Der Beklagte will die Reparaturkosten bzw Kosten für ein gebrauchtes Getriebe nur dann übernehmen, „wenn es sich um einen Gewährleistungsfall handelt“, dessen Vorliegen er jedoch bestreitet. Er verweigerte auch noch im Prozess die „Nacherfüllung“ und ist nicht ernstlich gewillt, den Mangel zu beheben und das Getriebe des Personenkraftwagens zu reparieren. Die Ansicht der Vorinstanzen, dass damit von einer endgültigen Weigerung auszugehen ist, ist nicht korrekturbedürftig.

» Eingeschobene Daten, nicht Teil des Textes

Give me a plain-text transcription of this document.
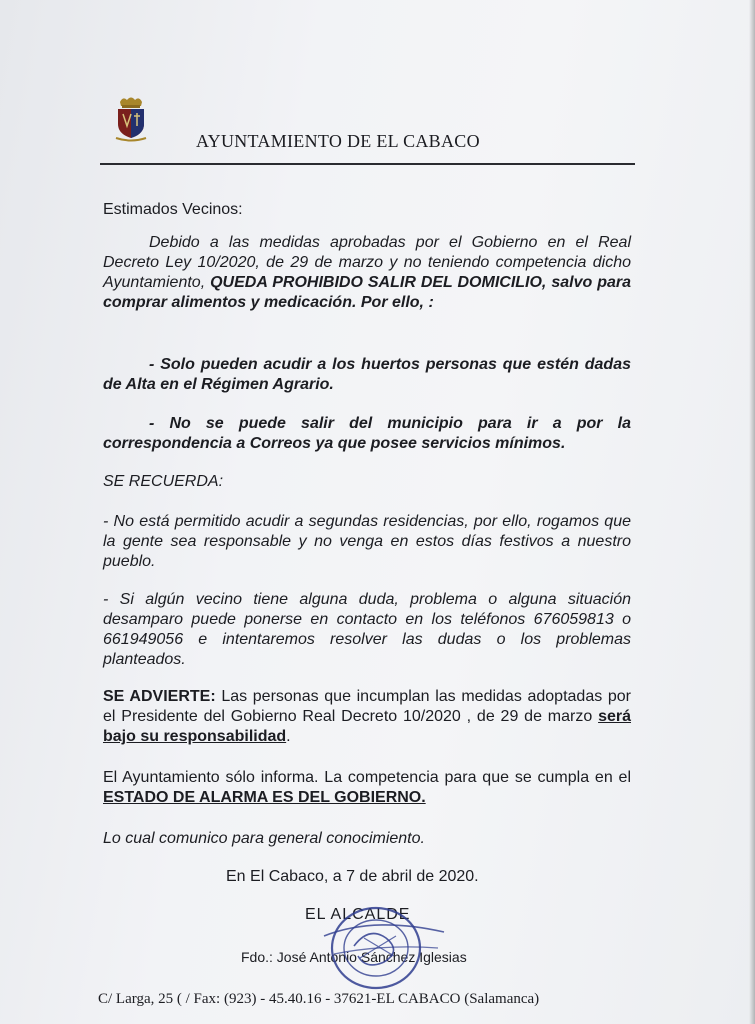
AYUNTAMIENTO DE EL CABACO
Estimados Vecinos:
Debido a las medidas aprobadas por el Gobierno en el Real Decreto Ley 10/2020, de 29 de marzo y no teniendo competencia dicho Ayuntamiento, QUEDA PROHIBIDO SALIR DEL DOMICILIO, salvo para comprar alimentos y medicación. Por ello, :
- Solo pueden acudir a los huertos personas que estén dadas de Alta en el Régimen Agrario.
- No se puede salir del municipio para ir a por la correspondencia a Correos ya que posee servicios mínimos.
SE RECUERDA:
- No está permitido acudir a segundas residencias, por ello, rogamos que la gente sea responsable y no venga en estos días festivos a nuestro pueblo.
- Si algún vecino tiene alguna duda, problema o alguna situación desamparo puede ponerse en contacto en los teléfonos 676059813 o 661949056 e intentaremos resolver las dudas o los problemas planteados.
SE ADVIERTE: Las personas que incumplan las medidas adoptadas por el Presidente del Gobierno Real Decreto 10/2020 , de 29 de marzo será bajo su responsabilidad.
El Ayuntamiento sólo informa. La competencia para que se cumpla en el ESTADO DE ALARMA ES DEL GOBIERNO.
Lo cual comunico para general conocimiento.
En El Cabaco, a 7 de abril de 2020.
EL ALCALDE
Fdo.: José Antonio Sánchez Iglesias
C/ Larga, 25 ( / Fax: (923) - 45.40.16 - 37621-EL CABACO (Salamanca)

4. Das erstmals in der Berufung erstattete und in der Revision wiederholte Vorbringen zu Veränderungen, die der Kläger am Fahrzeug vorgenommen haben soll, verstößt gegen das Neuerungsverbot (§ 482, § 504 Abs 2 ZPO) und ist daher unbeachtlich.

5. Einer weiteren Begründung bedarf dieser Beschluss nicht (§ 510 Abs 3 ZPO).